Champions-League-Historie: Das Wunder von Istanbul 2005
- Champions-League-Auftakt 24/25 am Dienstag
- AC Mailand trifft auf Liverpool
- Legendäres Finale 2005
Von Hendrik Gag
Endlich ist es so weit, die Champions-League-Saison 2024/25 beginnt. Endlich wieder Europapokalnächte unter Flutlicht, endlich wieder die Duelle der Besten der Besten um die Krone Europas. Gleich zum Auftakt hält die Königsklasse eine Partie parat, die wie keine zweite für die Glanzlichter, die der Wettbewerb liefert, steht: Die AC Mailand trifft auf den FC Liverpool. Das Finale zwischen den beiden Teams 2005 gilt gemeinhin als das beste Endspiel, dass die Champions League jemals gesehen hat.

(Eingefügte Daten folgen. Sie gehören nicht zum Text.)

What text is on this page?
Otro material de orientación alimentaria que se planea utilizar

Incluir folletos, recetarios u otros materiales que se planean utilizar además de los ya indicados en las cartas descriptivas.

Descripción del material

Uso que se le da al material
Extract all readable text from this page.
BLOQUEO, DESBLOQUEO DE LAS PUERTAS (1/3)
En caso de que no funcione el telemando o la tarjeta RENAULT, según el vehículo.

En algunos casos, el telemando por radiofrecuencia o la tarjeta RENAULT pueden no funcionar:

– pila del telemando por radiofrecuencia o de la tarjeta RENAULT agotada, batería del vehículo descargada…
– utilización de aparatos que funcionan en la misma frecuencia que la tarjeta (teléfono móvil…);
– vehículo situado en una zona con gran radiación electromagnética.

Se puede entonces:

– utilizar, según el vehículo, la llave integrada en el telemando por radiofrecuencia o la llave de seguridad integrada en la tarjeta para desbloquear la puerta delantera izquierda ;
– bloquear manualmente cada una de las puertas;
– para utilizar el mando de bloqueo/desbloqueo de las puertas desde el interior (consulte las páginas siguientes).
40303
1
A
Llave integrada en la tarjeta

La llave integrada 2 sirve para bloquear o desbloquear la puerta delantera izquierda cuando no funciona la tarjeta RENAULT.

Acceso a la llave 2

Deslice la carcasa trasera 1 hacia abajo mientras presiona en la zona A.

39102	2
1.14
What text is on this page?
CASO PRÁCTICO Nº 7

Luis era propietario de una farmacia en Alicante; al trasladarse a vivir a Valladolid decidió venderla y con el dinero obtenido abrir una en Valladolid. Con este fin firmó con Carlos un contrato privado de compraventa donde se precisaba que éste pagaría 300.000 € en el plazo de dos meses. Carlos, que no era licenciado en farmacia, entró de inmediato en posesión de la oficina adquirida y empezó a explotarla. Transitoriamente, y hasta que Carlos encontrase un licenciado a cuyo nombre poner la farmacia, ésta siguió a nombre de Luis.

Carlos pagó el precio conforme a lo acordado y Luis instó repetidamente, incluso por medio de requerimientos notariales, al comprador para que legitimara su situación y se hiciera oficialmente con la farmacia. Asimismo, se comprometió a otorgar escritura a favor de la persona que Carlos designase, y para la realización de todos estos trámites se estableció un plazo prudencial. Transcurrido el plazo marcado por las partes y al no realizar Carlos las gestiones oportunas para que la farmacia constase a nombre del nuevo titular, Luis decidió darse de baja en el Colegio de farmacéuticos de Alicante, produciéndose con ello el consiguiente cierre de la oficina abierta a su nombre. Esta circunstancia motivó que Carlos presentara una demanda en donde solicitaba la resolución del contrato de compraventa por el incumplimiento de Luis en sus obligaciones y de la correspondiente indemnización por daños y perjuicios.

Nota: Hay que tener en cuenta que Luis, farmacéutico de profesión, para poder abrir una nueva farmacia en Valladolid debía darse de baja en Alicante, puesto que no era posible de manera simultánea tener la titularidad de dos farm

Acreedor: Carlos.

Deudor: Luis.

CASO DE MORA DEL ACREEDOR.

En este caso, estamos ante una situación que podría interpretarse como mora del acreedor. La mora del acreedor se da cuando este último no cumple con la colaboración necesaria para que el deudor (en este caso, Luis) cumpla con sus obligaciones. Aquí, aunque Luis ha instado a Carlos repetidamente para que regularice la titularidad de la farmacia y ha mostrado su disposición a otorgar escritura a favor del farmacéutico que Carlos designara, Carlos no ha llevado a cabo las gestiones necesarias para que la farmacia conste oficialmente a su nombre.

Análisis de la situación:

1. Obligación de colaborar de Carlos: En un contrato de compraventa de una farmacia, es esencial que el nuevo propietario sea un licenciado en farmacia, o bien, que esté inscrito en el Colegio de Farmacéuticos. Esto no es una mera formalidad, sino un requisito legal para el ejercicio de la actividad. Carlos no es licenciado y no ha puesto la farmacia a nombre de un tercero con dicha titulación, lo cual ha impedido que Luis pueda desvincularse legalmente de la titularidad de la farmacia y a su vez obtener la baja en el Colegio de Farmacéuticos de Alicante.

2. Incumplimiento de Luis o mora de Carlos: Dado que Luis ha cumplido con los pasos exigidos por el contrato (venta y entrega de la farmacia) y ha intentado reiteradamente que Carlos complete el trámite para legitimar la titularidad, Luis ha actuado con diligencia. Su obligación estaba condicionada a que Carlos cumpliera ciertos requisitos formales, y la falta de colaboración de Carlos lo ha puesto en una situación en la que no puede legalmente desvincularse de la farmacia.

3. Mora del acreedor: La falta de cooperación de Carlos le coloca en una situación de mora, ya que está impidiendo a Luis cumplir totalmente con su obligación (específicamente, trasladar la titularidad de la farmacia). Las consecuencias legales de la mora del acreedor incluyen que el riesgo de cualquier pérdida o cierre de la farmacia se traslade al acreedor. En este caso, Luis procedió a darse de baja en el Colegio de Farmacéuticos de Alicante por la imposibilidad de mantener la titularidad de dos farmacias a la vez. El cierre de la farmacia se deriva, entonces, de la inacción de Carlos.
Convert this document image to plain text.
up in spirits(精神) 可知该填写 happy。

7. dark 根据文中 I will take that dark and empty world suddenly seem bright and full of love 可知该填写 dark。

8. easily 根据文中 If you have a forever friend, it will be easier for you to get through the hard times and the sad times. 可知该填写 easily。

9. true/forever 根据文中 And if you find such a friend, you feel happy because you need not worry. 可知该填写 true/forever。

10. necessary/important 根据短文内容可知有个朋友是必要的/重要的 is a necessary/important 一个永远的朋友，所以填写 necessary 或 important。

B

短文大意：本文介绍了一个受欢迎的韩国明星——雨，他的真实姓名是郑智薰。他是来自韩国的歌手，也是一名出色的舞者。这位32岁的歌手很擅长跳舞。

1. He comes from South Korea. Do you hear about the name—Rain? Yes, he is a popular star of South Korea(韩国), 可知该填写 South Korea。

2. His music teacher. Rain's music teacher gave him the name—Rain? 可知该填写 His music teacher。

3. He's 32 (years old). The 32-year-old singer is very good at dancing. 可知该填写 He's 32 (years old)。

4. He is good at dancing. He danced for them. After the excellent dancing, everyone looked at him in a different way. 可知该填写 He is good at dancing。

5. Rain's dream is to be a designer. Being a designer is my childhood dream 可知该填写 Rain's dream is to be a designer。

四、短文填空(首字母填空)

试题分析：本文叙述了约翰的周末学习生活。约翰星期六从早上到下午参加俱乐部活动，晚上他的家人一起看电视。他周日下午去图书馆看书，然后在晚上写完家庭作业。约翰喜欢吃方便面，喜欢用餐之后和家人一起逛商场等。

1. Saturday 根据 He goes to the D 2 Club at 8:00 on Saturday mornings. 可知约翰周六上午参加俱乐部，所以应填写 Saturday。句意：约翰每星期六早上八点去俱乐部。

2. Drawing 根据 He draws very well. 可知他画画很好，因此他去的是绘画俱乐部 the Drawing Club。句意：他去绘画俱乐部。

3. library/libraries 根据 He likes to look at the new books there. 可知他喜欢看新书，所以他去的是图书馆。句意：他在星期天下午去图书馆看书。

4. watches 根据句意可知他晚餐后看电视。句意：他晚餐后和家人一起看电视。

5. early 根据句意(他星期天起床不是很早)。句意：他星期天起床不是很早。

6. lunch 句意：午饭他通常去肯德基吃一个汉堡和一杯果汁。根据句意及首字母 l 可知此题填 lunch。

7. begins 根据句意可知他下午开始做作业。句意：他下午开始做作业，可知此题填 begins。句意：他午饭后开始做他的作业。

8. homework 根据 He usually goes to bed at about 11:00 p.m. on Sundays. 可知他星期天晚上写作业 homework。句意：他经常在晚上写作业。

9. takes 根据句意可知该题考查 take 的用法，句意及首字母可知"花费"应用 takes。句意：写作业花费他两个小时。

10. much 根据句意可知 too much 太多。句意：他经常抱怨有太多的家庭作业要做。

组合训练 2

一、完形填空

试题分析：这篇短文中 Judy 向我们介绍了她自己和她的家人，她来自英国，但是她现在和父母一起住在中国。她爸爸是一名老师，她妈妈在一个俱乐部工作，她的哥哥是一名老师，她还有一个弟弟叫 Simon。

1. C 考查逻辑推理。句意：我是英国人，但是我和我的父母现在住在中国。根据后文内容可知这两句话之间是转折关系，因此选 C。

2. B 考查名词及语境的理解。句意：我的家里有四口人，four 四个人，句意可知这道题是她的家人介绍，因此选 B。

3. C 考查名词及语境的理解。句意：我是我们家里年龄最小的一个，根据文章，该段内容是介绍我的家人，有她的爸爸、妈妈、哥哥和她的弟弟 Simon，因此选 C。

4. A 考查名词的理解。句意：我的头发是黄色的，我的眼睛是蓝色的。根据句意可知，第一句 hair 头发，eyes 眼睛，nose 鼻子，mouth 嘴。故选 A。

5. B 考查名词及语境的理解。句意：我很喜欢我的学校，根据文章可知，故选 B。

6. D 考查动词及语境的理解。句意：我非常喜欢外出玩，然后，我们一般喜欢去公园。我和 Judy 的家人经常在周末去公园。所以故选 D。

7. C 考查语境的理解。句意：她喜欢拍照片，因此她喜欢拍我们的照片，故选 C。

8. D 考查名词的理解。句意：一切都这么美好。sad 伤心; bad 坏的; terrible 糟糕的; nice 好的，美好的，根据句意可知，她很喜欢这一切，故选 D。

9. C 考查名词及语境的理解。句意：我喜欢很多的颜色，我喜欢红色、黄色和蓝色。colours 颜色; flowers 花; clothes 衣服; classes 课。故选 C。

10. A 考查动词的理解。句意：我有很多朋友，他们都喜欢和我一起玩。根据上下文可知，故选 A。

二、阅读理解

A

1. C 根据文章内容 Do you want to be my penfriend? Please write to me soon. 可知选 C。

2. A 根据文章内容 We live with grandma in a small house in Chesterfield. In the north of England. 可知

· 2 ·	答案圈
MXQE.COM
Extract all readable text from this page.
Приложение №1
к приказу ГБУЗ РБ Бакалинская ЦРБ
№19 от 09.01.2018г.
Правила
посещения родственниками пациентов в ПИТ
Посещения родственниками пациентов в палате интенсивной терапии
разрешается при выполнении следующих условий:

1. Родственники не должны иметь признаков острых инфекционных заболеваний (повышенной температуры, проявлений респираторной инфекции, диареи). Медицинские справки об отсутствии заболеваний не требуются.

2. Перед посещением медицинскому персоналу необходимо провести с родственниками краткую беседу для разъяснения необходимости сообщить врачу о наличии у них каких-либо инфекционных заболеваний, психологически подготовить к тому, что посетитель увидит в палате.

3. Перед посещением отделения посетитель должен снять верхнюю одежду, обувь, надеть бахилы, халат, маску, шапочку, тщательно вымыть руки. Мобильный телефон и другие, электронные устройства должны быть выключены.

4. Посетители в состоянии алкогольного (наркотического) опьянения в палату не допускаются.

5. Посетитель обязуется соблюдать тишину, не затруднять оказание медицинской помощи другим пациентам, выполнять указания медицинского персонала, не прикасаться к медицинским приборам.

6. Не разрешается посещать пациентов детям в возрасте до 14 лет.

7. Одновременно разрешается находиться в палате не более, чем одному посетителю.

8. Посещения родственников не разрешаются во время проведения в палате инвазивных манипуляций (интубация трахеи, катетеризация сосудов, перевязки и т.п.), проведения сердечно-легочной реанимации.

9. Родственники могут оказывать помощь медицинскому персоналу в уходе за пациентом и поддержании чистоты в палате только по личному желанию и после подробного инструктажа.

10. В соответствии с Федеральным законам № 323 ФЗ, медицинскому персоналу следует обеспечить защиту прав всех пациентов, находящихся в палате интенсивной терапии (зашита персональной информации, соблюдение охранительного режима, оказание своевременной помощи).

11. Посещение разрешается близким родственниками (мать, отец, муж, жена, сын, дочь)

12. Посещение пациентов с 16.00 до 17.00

Wenn die beiden Klubs am kommenden Dienstagabend (17.9.) im San Siro aufeinandertreffen, ist die Ausgangslage klar: Der FC Liverpool ist der klare Favorit, ganz anders sah es 2005 aus: Dass der FC Liverpool überhaupt ins Finale eingezogen ist, war bereits eine Überraschung. Von der Mannschaft heutiger Tage, die auf beinahe jeder Position Weltklasse besetzt ist, ist die damalige Truppe weit entfernt.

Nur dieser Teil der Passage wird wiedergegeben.